Published online Jul 26, 2021. doi: 10.12998/wjcc.v9.i21.5948
Peer-review started: November 19, 2020
First decision: December 28, 2020
Revised: January 17, 2021
Accepted: April 6, 2021
Article in press: April 6, 2021
Published online: July 26, 2021
Processing time: 238 Days and 3.1 Hours
Focal liver lesions (FLLs) are abnormal masses that are distinguishable from the surrounding liver parenchyma, solid or cystic and may be benign or malignant. They are usually detected incidentally on abdominal examinations. The classification of FLLs is very important as it directly determines the diagnosis and treatment of patients.

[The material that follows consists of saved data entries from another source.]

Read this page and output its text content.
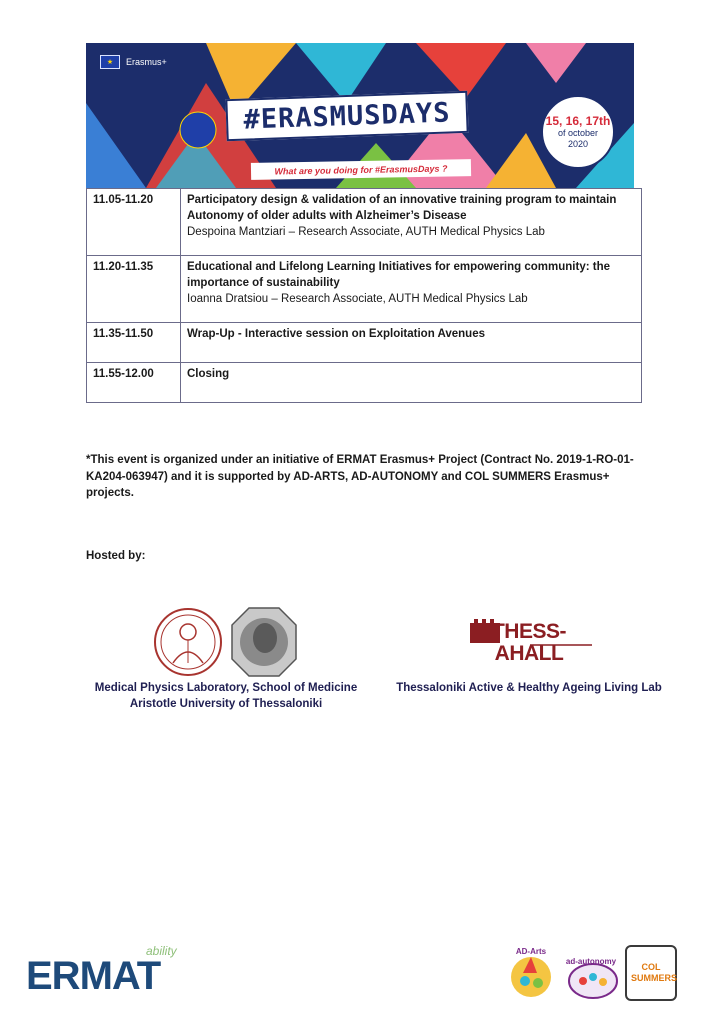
★ Erasmus+
#ERASMUSDAYS	15, 16, 17th
of october
2020
What are you doing for #ErasmusDays ?
11.05-11.20	Participatory design & validation of an innovative training program to maintain Autonomy of older adults with Alzheimer’s Disease
Despoina Mantziari – Research Associate, AUTH Medical Physics Lab

11.20-11.35	Educational and Lifelong Learning Initiatives for empowering community: the importance of sustainability
Ioanna Dratsiou – Research Associate, AUTH Medical Physics Lab

11.35-11.50	Wrap-Up - Interactive session on Exploitation Avenues

11.55-12.00	Closing
*This event is organized under an initiative of ERMAT Erasmus+ Project (Contract No. 2019-1-RO-01-KA204-063947) and it is supported by AD-ARTS, AD-AUTONOMY and COL SUMMERS Erasmus+ projects.
Hosted by:
Medical Physics Laboratory, School of Medicine
Aristotle University of Thessaloniki
THESS-AHALL
Thessaloniki Active & Healthy Ageing Living Lab
ability
ERMAT
AD-Arts
ad-autonomy
COL SUMMERS
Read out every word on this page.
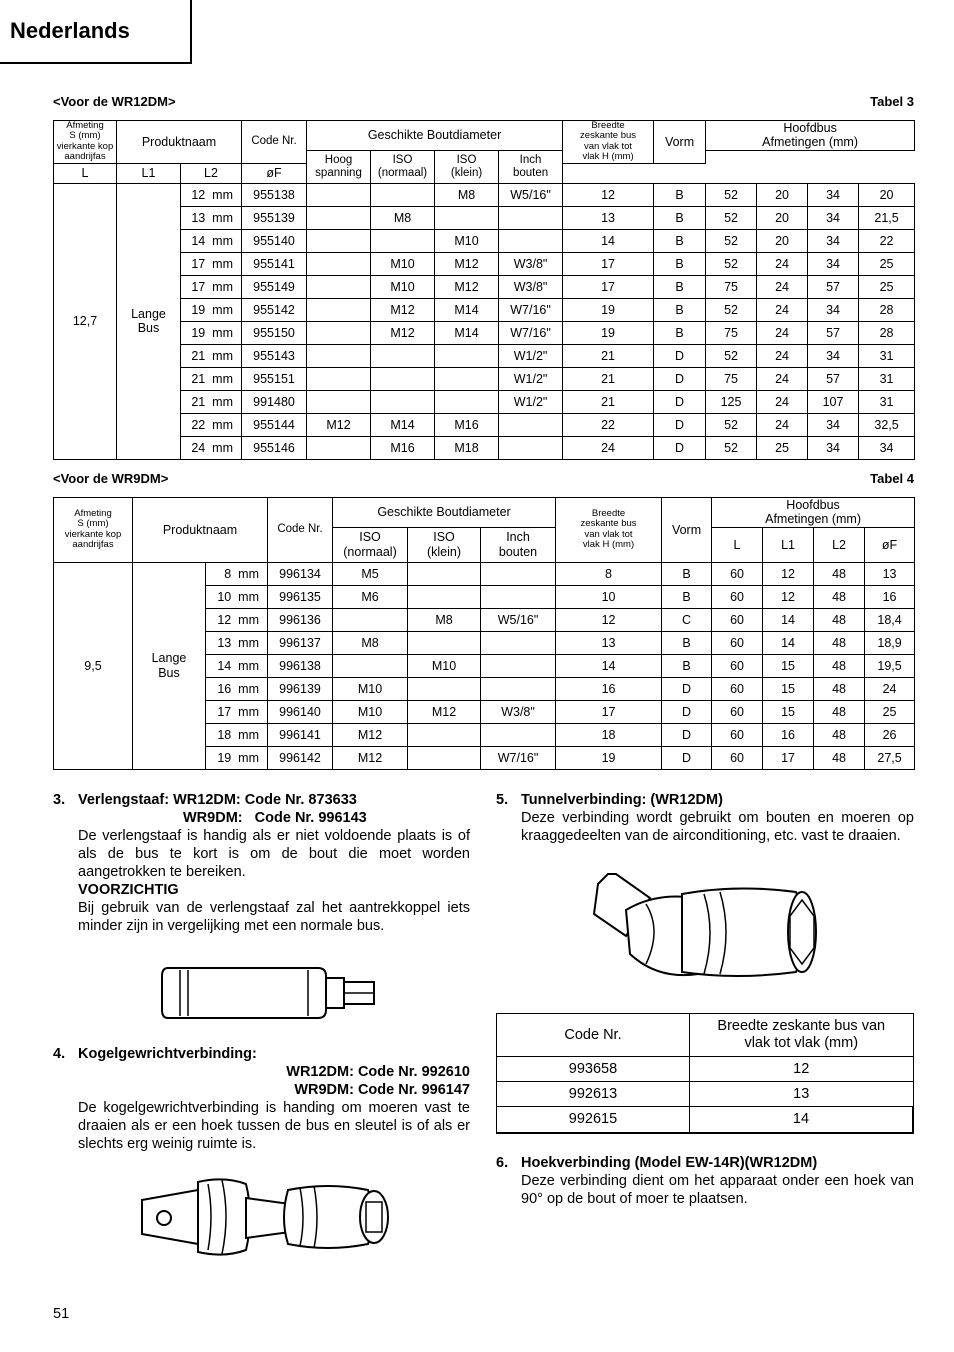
Nederlands
<Voor de WR12DM>	Tabel 3
Afmeting
S (mm)
vierkante kop
aandrijfas	Produktnaam		Code Nr.	Geschikte Boutdiameter				Breedte
zeskante bus
van vlak tot
vlak H (mm)	Vorm	Hoofdbus
Afmetingen (mm)			
				Hoog
spanning	ISO
(normaal)	ISO
(klein)	Inch
bouten						
L	L1	L2	øF										
12,7	Lange
Bus	12  mm	955138			M8	W5/16"	12	B	52	20	34	20
		13  mm	955139		M8			13	B	52	20	34	21,5
		14  mm	955140			M10		14	B	52	20	34	22
		17  mm	955141		M10	M12	W3/8"	17	B	52	24	34	25
		17  mm	955149		M10	M12	W3/8"	17	B	75	24	57	25
		19  mm	955142		M12	M14	W7/16"	19	B	52	24	34	28
		19  mm	955150		M12	M14	W7/16"	19	B	75	24	57	28
		21  mm	955143				W1/2"	21	D	52	24	34	31
		21  mm	955151				W1/2"	21	D	75	24	57	31
		21  mm	991480				W1/2"	21	D	125	24	107	31
		22  mm	955144	M12	M14	M16		22	D	52	24	34	32,5
		24  mm	955146		M16	M18		24	D	52	25	34	34
<Voor de WR9DM>	Tabel 4
Afmeting
S (mm)
vierkante kop
aandrijfas	Produktnaam		Code Nr.	Geschikte Boutdiameter			Breedte
zeskante bus
van vlak tot
vlak H (mm)	Vorm	Hoofdbus
Afmetingen (mm)			
				ISO
(normaal)	ISO
(klein)	Inch
bouten			L	L1	L2	øF
9,5	Lange
Bus	8  mm	996134	M5			8	B	60	12	48	13
		10  mm	996135	M6			10	B	60	12	48	16
		12  mm	996136		M8	W5/16"	12	C	60	14	48	18,4
		13  mm	996137	M8			13	B	60	14	48	18,9
		14  mm	996138		M10		14	B	60	15	48	19,5
		16  mm	996139	M10			16	D	60	15	48	24
		17  mm	996140	M10	M12	W3/8"	17	D	60	15	48	25
		18  mm	996141	M12			18	D	60	16	48	26
		19  mm	996142	M12		W7/16"	19	D	60	17	48	27,5
3. Verlengstaaf: WR12DM: Code Nr. 873633
WR9DM:   Code Nr. 996143
De verlengstaaf is handig als er niet voldoende plaats is of als de bus te kort is om de bout die moet worden aangetrokken te bereiken.
VOORZICHTIG
Bij gebruik van de verlengstaaf zal het aantrekkoppel iets minder zijn in vergelijking met een normale bus.
4. Kogelgewrichtverbinding:
WR12DM: Code Nr. 992610
WR9DM: Code Nr. 996147
De kogelgewrichtverbinding is handing om moeren vast te draaien als er een hoek tussen de bus en sleutel is of als er slechts erg weinig ruimte is.
5. Tunnelverbinding: (WR12DM)
Deze verbinding wordt gebruikt om bouten en moeren op kraaggedeelten van de airconditioning, etc. vast te draaien.
Code Nr.	Breedte zeskante bus van
vlak tot vlak (mm)
993658	12
992613	13
992615	14
6. Hoekverbinding (Model EW-14R)(WR12DM)
Deze verbinding dient om het apparaat onder een hoek van 90° op de bout of moer te plaatsen.
51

A 46-year-old male patient was admitted into the hospital with tarry stool, during the investigation of this issue an incidental FLL was detected. Upon further investigation of this “incidentaloma” computerized tomography and magnetic resonance imaging reached contradictory conclusions. The lesion was then further investigated using contrast-enhanced ultrasound (CEUS) with an initial diagnosis of idiopathic FLL was acquired and observation of the FLL over time need for final diagnosis, however in the follow up the FLL disappeared spontaneously.
CEUSs value for characterization of FLLs is undeniable, especially when other methods produce inconsistent results, is undeniable but with its limitations. Why and how the FLL disappeared is not known, and can be only hypothesized it was a pseudolesion.
Core Tip: This case report describes a patient with an incidentally detected focal liver lesion (FLL) in a routine computerized tomography (CT) scan preformed for an unrelated issue. After further investigation of the FLL, the CT scans gave a conclusion of hepatic hemangioma and couldn’t exclude neoplastic, while the magnetic resonance imaging scans diagnosed the lesion as small hepatocellular carcinoma, thus contrast-enhanced ultrasound (CEUS) was preformed to accurately diagnose the lesion which initially gave us a possible diagnosis of a benign idiopathic lesion, and observation over time required for a final diagnosis. In the 1, 3, 6 and 12 mo post-discharge follow up, the lesion spontaneously disappeared, and no final diagnosis was acquired as to what FLL might be. CEUS is very useful at diagnosing FLL but still has its limitations.